Markets In Review: Markets Slide On Weaker U.S. Macro

■ U.S. CPI, Retail Sales fail to meet expectations, weighing on market sentiment

■ S&P 500 halts three consecutive weeks of gains, at it loses 0.35%

■ Bond markets lose certainty that the Fed will hike rates on next month’s meeting

■ EUR/USD records Friday gains amid weak U.S. macro

■ Oil gains resume following larger than expected draw of U.S. inventories

Following some hiccups, the adage to sell in May proved correct, as three consecutive weekly gains for the S&P ended with a 0.35% decline Mon-Fri. Selling pressure began to mount towards the weekend, amid lackluster indicators in the U.S. economy. The Dow’s performance was even worse than the S&P, with a 0.5% weekly decline. Furthermore, a dip to 20,798 points on Thursday has marked the lowest level for the index thus far in May.

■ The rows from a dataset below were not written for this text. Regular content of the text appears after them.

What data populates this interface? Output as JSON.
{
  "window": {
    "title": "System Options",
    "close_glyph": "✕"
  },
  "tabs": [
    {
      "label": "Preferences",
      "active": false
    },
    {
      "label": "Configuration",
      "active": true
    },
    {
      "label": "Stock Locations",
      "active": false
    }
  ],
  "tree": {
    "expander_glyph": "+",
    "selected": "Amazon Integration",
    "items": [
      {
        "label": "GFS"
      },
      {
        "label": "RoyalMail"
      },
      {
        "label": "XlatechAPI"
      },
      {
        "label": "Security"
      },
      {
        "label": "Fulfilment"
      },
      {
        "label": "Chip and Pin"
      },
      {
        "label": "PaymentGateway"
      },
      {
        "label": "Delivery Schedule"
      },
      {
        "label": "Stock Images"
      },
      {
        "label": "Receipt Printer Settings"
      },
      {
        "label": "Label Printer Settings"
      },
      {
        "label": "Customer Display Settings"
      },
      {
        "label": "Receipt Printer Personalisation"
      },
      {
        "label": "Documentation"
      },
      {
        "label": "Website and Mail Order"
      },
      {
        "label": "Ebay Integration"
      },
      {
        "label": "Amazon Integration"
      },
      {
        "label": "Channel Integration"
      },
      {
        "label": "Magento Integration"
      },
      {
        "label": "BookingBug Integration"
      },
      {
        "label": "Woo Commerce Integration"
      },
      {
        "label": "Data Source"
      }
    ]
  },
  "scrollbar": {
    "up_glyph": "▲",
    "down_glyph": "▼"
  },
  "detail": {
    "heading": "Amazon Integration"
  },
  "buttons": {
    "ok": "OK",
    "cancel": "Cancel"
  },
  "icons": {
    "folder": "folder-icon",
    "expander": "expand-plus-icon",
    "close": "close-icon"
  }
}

The soft indications in the U.S. were led by inflation declining from 2.4% in March, markedly above the Fed’s 2.0% target, to a closer 2.2%. The weak CPI data also followed the Producer Price Index pointing to 2.5% Year over Year gain, exceeding analyst expectations for 2.2%. If producer prices are increasing but consumer prices not as much, this could mean that something is wrong with consumer sentiment. Furthermore, Advance Retail Sales data, released alongside the CPI figures, pointed to a 0.4% Month over Month advance at the value of goods sold, failing to meet expectations for a 0.6% increase.

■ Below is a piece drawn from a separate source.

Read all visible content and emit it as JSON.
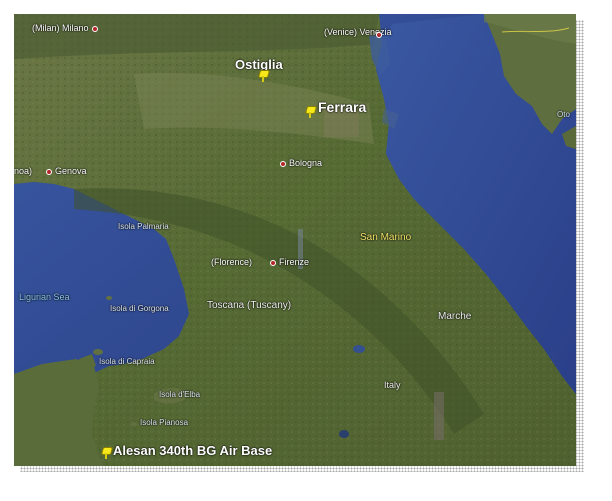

The weaker performance for the economy further translated to lower odds for the Fed to hike interest rates on its upcoming decision, in June. Market derived expectations for a more by the Fed have declined from a perfect 100% down to 97.5%. The yield of the U.S. 10 year bond, similarly, slid to a level of 2.33% by the end of the day, after heating markets have drawn it to a peak of 2.42%.

Expectations for a more accommodative Fed have also led to a selloff at the Dollar, with EUR/USD adding 0.65% on Friday. A strengthening of the greenback at the earlier stages of the week, though, have translated to a 0.6% decline for the currency pair, ending the session at a level of 1.0931. USD/JPY, similarly, was down 0.4% on Friday, but up 0.6% for the week. The GBP lost some 0.7% vs. the Dollar this week. Much of the loss of value for the Pound was recorded on Thursday, after BoE Governor Carney words sparked speculation that a harder Brexit may necessitate more accommodative policy up ahead.

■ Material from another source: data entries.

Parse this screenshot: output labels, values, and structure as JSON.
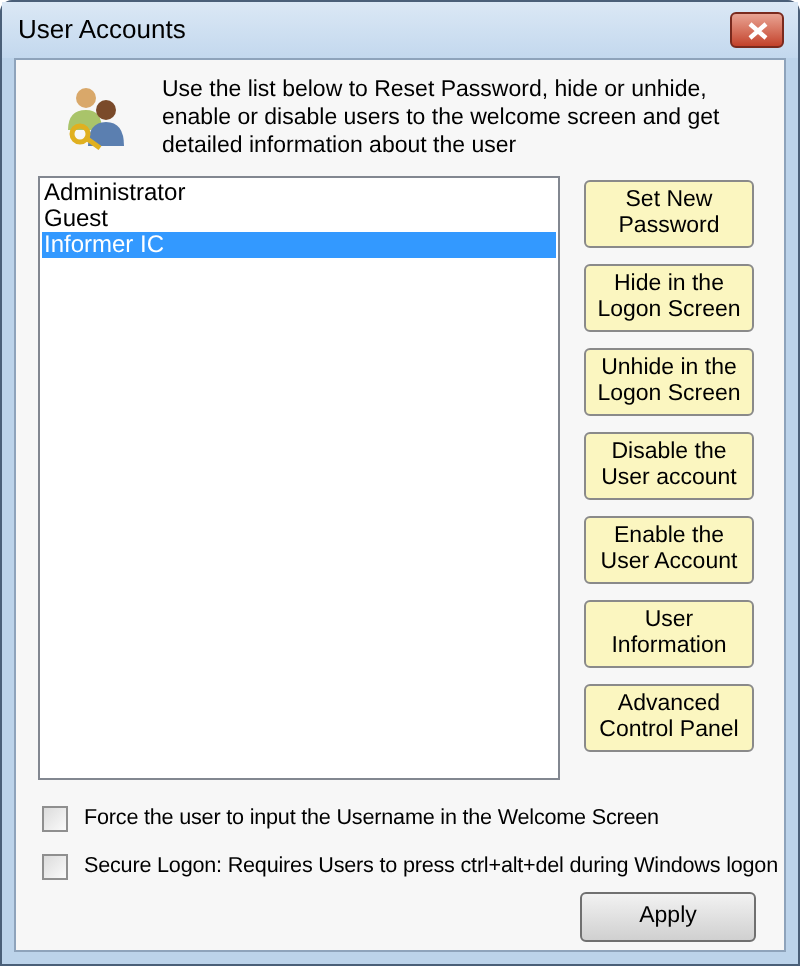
{
  "window": {
    "title": "User Accounts"
  },
  "description": "Use the list below to Reset Password, hide or unhide, enable or disable users to the welcome screen and get detailed information about the user",
  "users": [
    {
      "label": "Administrator",
      "selected": false
    },
    {
      "label": "Guest",
      "selected": false
    },
    {
      "label": "Informer IC",
      "selected": true
    }
  ],
  "actions": [
    "Set New Password",
    "Hide in the Logon Screen",
    "Unhide in the Logon Screen",
    "Disable the User account",
    "Enable the User Account",
    "User Information",
    "Advanced Control Panel"
  ],
  "options": [
    {
      "label": "Force the user to input the Username in the Welcome Screen",
      "checked": false
    },
    {
      "label": "Secure Logon: Requires Users to press ctrl+alt+del during Windows logon",
      "checked": false
    }
  ],
  "apply_button": "Apply"
}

Oil makes a (small) comeback

Following three weeks at which oil prices were subject to erosion, the black gold has finally finished the session at the green, adding 3.5% Mon-Fri. A noteworthy UDS 1.5 increase at the price of a barrel was recorded on Wednesday, following reports of a 5,247 K draw at the crude oil inventories. Prices also proved resilient to Friday’s Baker Hughes reporting that the number of oil rigs in the U.S. has increased by 9, the 17th consecutive gain for the supply side indicator.